For any extra images generated via set_post_thumbnail_size() and add_image_size(), you can use remove_image_size(). Here is an example:

function shapeSpace_disable_other_images() {
	
	remove_image_size('post-thumbnail'); // disable set_post_thumbnail_size() 
	remove_image_size('another-size');   // disable other add image sizes
	
}
add_action('init', 'shapeSpace_disable_other_images');

The key here is to know the name/slug of the custom image sizes you want to remove. For set post thumbnail (i.e., Featured Image), it’s always post-thumbnail. For other images added via add image size, the slug name will vary depending on your theme or plugin (whichever is responsible for adding the extra sizes). So to implement, first check your uploads directory and/or theme functions file to determine which sizes are being generated. Some themes add a bunch of extra image sizes, others do not, it just depends on the theme.

Shut them all down!

Before our parting shot, here is an “all-in-one” code snippet that combines and streamlines all of the above techniques into a single, plug-&-play code snippet:

// disable generated image sizes
function shapeSpace_disable_image_sizes($sizes) {
	
	unset($sizes['thumbnail']);    // disable thumbnail size
	unset($sizes['medium']);       // disable medium size
	unset($sizes['large']);        // disable large size
	unset($sizes['medium_large']); // disable medium-large size
	unset($sizes['1536x1536']);    // disable 2x medium-large size
	unset($sizes['2048x2048']);    // disable 2x large size
	
	return $sizes;
	
}
add_action('intermediate_image_sizes_advanced', 'shapeSpace_disable_image_sizes');

// disable scaled image size
add_filter('big_image_size_threshold', '__return_false');

// disable other image sizes
function shapeSpace_disable_other_image_sizes() {
	
	remove_image_size('post-thumbnail'); // disable images added via set_post_thumbnail_size() 
	remove_image_size('another-size');   // disable any other added image sizes
	
}
add_action('init', 'shapeSpace_disable_other_image_sizes');

That code snippet combines all of the techniques required to disable all of WordPress generated images (leaving only the original uploaded image). The only editing that may be required is for that last function, where “other” image sizes are disabled; there you may want to edit the another-size slug to match any other sizes that you want to disable, or if there are no other sizes, simply comment out or remove the line.

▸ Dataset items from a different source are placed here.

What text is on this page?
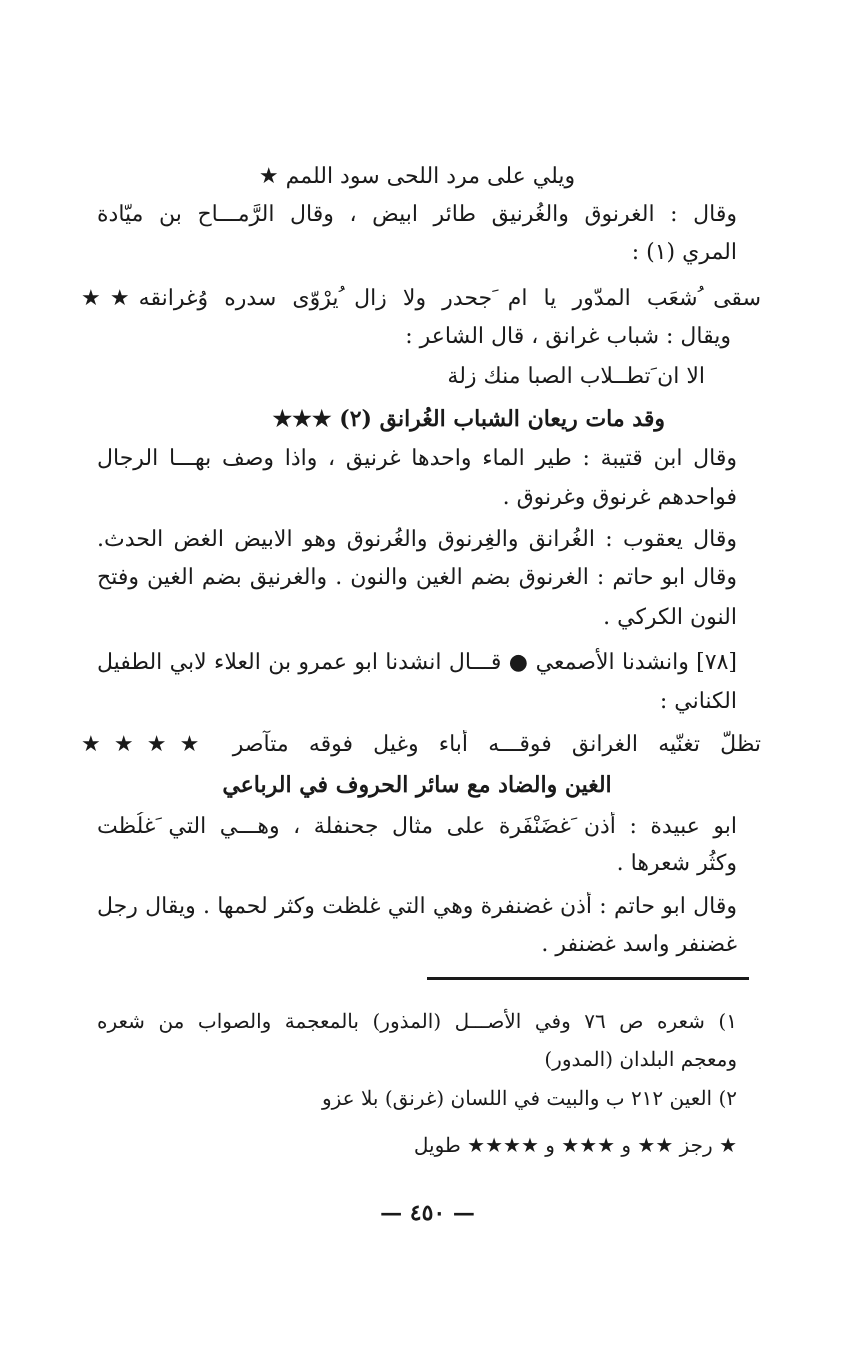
ويلي على مرد اللحى سود اللمم ★
وقال : الغرنوق والغُرنيق طائر ابيض ، وقال الرَّمـــاح بن ميّادة
المري (١) :
سقى ُشعَب المدّور يا ام َجحدر ولا زال ُيرْوّى سدره وُغرانقه★★
ويقال : شباب غرانق ، قال الشاعر :
الا ان َتطــلاب الصبا منك زلة
وقد مات ريعان الشباب الغُرانق (٢) ★★★
وقال ابن قتيبة : طير الماء واحدها غرنيق ، واذا وصف بهـــا الرجال
فواحدهم غرنوق وغرنوق .
وقال يعقوب : الغُرانق والغِرنوق والغُرنوق وهو الابيض الغض الحدث.
وقال ابو حاتم : الغرنوق بضم الغين والنون . والغرنيق بضم الغين وفتح
النون الكركي .
[٧٨] وانشدنا الأصمعي ● قـــال انشدنا ابو عمرو بن العلاء لابي الطفيل
الكناني :
تظلّ تغنّيه الغرانق فوقـــه أباء وغيل فوقه متآصر ★★★★
الغين والضاد مع سائر الحروف في الرباعي
ابو عبيدة : أذن َغضَنْفَرة على مثال جحنفلة ، وهـــي التي َغلُظت
وكثُر شعرها .
وقال ابو حاتم : أذن غضنفرة وهي التي غلظت وكثر لحمها . ويقال رجل
غضنفر واسد غضنفر .
١) شعره ص ٧٦ وفي الأصـــل (المذور) بالمعجمة والصواب من شعره
ومعجم البلدان (المدور)
٢) العين ٢١٢ ب والبيت في اللسان (غرنق) بلا عزو
★ رجز ★★ و ★★★ و ★★★★ طويل
— ٤٥٠ —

Pro Tip: In addition to all the extra images generated by WordPress, you may also want to control or disable all of the extra responsive image functionality that WordPress provides. Here is a free plugin to make it super easy: Disable Responsive Images Complete.

Wrap it up..

Granted, controlling WordPress image sizes may be more important for sites with a lot of images. But even if your site only uploads a few images every now and then, keeping your files as simple and lightweight as possible makes for a leaner, faster, more optimized WordPress-powered website.